“Come in!” he yelled. “I’m not deaf. Come in, you imitation of a real man! You don’t fool me, Chip Merriwell——Wow! Get out o’ here!”

Clancy had thought that it was his chum, but as the door opened wide his voice shot up to a shrill yell. For there, looking in with rolling eyes, was one of the two negresses who acted as waitresses and bell boys at the hotel.

“Get out o’ here!” shrilled Clan, pulling the bedclothes around him. “Can’t you hear? Shut that door! What d’you think I am, a moving-picture show?”

The door shut. From the outside came the voice of the startled negress:

“Ah thought yo’ said to come in, suh. Ah suttinly did!”

“I was wrong,” retorted Clancy, grinning in spite of himself. “I meant to say go climb up the flagpole and kill flies. What do you want?”

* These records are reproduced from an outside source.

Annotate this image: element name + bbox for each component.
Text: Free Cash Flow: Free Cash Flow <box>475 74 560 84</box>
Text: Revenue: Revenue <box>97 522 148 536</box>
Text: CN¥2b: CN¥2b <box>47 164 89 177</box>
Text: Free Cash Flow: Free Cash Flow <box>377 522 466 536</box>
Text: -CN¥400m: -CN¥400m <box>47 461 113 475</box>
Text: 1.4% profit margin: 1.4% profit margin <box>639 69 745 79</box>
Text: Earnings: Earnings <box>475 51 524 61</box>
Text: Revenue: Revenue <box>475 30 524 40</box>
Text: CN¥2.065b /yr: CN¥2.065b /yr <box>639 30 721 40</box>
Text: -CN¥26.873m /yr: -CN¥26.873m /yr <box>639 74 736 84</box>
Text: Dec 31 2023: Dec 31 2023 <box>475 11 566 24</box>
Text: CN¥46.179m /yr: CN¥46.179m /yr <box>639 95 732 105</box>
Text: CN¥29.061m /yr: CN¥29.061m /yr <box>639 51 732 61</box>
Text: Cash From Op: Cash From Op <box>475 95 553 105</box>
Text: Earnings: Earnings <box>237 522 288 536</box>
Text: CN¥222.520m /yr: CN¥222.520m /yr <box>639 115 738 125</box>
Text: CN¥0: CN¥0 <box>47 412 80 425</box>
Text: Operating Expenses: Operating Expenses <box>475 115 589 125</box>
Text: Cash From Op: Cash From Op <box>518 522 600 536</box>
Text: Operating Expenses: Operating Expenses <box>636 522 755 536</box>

“Why, suh, dar’s a gem’man downsta’rs askin’ foh yo’ an Mistuh Merriwell.”

“What’s his name, and what time is it?”

“It’s dat ar McQuade boy. It’s ten o’clock, suh.”

“Send him up,” and Clancy leaped for his clothes. “Great Scott! Ten o’clock! Say, there must be something in this Carsonville air! I haven’t slept as late as this for a month of Sundays.”